Gigabyte Technology Adopts CXL Memory Pooling for AI Servers
Gigabyte Technology is integrating Compute Express Link (CXL) memory pooling into its AI server infrastructure to address hardware bottlenecks and enhance performance for large-scale AI workloads.

Gigabyte Technology is incorporating Compute Express Link (CXL) memory pooling to enhance the efficiency and scalability of AI servers. This initiative aims to address the limitations of current compute architectures that struggle with the memory demands of increasingly complex AI models, such as Meta's 405-billion-parameter Llama 3.1.
The traditional approach, where processors and accelerators rely on isolated local memory, often leads to data transfer inefficiencies and performance bottlenecks. CXL technology introduces a shared memory pool, allowing different computing components to dynamically access and share memory resources as needed. This reduces latency and improves overall resource utilization, crucial for efficiently processing vast datasets.

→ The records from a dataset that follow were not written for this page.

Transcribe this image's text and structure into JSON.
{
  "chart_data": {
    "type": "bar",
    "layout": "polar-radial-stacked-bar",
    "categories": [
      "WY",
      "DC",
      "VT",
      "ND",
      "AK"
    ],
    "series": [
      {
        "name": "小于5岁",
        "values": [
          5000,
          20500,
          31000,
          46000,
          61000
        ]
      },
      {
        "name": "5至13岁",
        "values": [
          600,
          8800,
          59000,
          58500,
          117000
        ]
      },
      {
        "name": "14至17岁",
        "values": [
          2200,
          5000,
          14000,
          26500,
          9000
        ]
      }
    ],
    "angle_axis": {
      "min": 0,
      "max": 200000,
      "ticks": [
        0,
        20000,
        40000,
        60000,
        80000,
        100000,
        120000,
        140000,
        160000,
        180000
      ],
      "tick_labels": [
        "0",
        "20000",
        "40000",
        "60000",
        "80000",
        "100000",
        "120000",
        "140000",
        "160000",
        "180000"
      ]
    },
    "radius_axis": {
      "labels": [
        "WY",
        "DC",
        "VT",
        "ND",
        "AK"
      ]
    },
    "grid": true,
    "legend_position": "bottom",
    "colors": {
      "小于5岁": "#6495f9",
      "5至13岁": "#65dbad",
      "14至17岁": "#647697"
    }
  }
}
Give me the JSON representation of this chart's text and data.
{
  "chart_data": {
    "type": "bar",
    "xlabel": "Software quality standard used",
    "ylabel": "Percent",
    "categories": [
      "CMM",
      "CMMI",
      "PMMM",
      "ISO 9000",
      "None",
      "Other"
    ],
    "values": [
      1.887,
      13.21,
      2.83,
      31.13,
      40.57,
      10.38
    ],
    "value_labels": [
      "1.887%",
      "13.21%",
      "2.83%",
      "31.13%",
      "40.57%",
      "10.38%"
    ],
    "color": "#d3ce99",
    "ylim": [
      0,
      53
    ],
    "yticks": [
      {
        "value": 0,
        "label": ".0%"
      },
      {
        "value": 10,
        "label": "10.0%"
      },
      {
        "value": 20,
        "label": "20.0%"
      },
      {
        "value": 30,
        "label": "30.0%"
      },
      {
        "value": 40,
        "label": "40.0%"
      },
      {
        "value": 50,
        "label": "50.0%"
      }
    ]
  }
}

Gigabyte is developing servers that leverage this technology to provide a unified memory resource. This approach can significantly boost memory utilization, potentially by up to 50%, and offers high throughput capabilities, essential for data-intensive AI training, inference, and large-scale simulations. CXL 3.0, for example, provides 128 GB/s of bidirectional bandwidth.
By optimizing data movement and resource allocation, CXL memory pooling not only accelerates AI workloads but also contributes to more sustainable data center operations through improved energy efficiency. Gigabyte's adoption of CXL signals a move towards more flexible and powerful computing infrastructure for the evolving AI landscape.